Bug 103536

Summary:	Windows filenames should be in UTF-8 encoding
Product:	cairo	Reporter:	Tom Schoonjans <Tom.Schoonjans>
Component:	win32 backend	Assignee:	cairo-bugs mailing list <cairo-bugs>
Status:	RESOLVED FIXED	QA Contact:	cairo-bugs mailing list <cairo-bugs>
Severity:	normal
Priority:	medium
Version:	unspecified
Hardware:	Other
OS:	Windows (All)
Whiteboard:
i915 platform:		i915 features:
Attachments:	Patch to use UTF-8 filenames on Windows Patch to use UTF-8 filenames on Windows Windows UTF-8 patch

Description Tom Schoonjans 2017-11-01 15:55:42 UTC

Currently all cairo functions involving writing or reading from files, use the fopen call to access those files. This works fine on Linux and macOS, but is troublesome on Windows since it assumes that the filename string is encoded in the ANSI codepage (see https://msdn.microsoft.com/en-us/library/yeby3zcb.aspx#Anchor_2 for more on this).

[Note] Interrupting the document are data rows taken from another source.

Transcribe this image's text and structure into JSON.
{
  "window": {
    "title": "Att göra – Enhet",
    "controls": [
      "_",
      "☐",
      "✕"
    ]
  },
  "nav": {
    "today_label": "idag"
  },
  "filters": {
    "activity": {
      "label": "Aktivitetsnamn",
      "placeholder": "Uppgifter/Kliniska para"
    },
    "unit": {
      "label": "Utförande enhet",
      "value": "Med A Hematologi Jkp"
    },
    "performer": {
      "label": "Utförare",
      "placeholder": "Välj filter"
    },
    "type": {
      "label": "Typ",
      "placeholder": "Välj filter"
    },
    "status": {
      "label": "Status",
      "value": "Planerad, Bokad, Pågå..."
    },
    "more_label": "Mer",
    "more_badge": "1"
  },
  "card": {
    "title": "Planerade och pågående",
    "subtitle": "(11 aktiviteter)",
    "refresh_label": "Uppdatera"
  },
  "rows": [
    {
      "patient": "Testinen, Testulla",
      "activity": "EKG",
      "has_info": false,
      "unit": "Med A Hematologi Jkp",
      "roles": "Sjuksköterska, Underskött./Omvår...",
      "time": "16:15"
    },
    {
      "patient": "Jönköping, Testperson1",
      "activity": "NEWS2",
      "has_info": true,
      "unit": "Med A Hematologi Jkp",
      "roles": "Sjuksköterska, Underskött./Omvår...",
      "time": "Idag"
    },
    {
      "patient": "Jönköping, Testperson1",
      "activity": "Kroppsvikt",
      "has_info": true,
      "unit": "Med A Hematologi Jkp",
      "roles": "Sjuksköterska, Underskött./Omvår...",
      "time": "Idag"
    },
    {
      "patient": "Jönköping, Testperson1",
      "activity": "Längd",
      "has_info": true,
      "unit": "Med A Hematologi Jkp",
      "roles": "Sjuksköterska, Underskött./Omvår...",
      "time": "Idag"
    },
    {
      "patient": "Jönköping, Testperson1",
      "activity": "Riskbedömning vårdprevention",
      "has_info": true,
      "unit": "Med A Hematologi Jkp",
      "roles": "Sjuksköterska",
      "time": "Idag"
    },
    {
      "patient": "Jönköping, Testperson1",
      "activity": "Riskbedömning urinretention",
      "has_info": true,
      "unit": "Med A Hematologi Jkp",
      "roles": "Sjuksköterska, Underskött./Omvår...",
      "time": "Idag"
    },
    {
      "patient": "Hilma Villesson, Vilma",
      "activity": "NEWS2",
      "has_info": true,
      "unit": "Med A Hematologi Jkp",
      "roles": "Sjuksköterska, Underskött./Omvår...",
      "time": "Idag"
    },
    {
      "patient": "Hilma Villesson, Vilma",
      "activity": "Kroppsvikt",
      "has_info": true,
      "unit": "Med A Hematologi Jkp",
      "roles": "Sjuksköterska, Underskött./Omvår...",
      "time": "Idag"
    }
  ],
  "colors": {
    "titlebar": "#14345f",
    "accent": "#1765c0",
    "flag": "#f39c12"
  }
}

This means that UTF-8 encoded filenames cannot be passed to these cairo methods, since any non-ASCII characters will be misinterpreted leading to run-time fopen errors (file not found etc). This is particularly unfortunate when writing cross platform software using Gtk+/Glib, which use UTF-8 filenames throughout the API. 

Keeping in mind that Microsoft is actively discouraging the reliance on codepages (https://msdn.microsoft.com/en-us/library/windows/desktop/dd317756(v=vs.85).aspx), I was wondering if the cairo maintainers would be willing to accept a patch that fixes this issue by switching to the internal usage of _wfopen (https://msdn.microsoft.com/en-us/library/yeby3zcb.aspx) for the Windows platform, which would convert the UTF-8 filenames to their UTF-16 wide character string counterparts that will then be passed to _wfopen, very similar to what glib does with its g_fopen function.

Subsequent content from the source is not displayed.